Daniel writes:

I’m a neuroscientist-to-be at the Penn State College of Medicine in Hershey, PA. I’m sending this message primarily to thank you and Nels for your wonderful podcast! Aside from seminars in other departments, I don’t really have many opportunities to get to know other areas of science, and listening to TWiEVO has given me the opportunity to do just that. Your chemistry and conversations make this podcast a BLAST to listen to, and I’ve recommended it to my friends and even my mentor.

…I’ll be waiting for the TWiEVO swag.

I’m relatively new to the podcast universe, and TWiEVO is my first step into the TWiX world. You can be sure that it won’t be my last- I’m really looking forward to exploring parasitism and virology as well. In a previous episode, you expressed an interest in beginning a podcast focused on insects. That would be wonderful. Once you’re podcasting exclusively, do you expect the TWiX series to expand and explore any other scientific niches? Perhaps neuroscience??? I certainly hope you have more opportunities to explore brain evolution in TWiEVO.

On another note, the subject of annotation seems to come up pretty frequently with your guests, as some of them have had to annotate the genomes of their own model organisms (I’m thinking back to your raider ant episode). Some of your listeners, myself definitely included, might be interested in learning what goes in to the process of genome or transcriptome annotation.
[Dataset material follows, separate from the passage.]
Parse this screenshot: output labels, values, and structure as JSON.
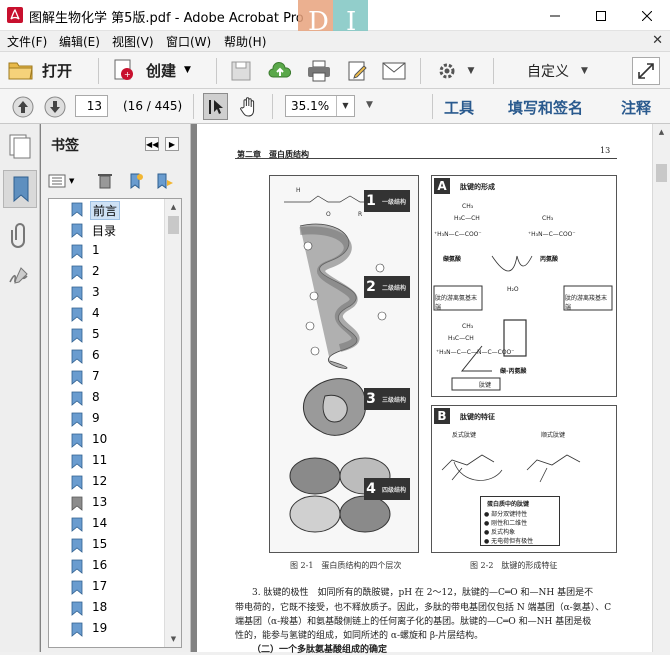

If you’d like to pair that with a paper, the following url has an interesting study published in elife that just popped up on my radar https://elifesciences.org/articles/27860. The authors are focused on annotating genes with ‘alternative’ open reading frames.  Their findings suggest the presence of functional proteins (in humans and other species) that we didn’t even know about, some of which are conserved even in yeast. Give it a look— I think it would make cool material for an episode, though I’m sure you already have quite a few scientists lined up waiting for the TWiEVO bump.

P.S. I’m an Asimov fan, and I was happy to find that your episode #1 pick of the week was the Foundation series prequel. It’s awesome that so many of the lofty goals we work towards in science were dreamed up by science fiction authors. Without these creative dreamers, we might live in a pretty different world.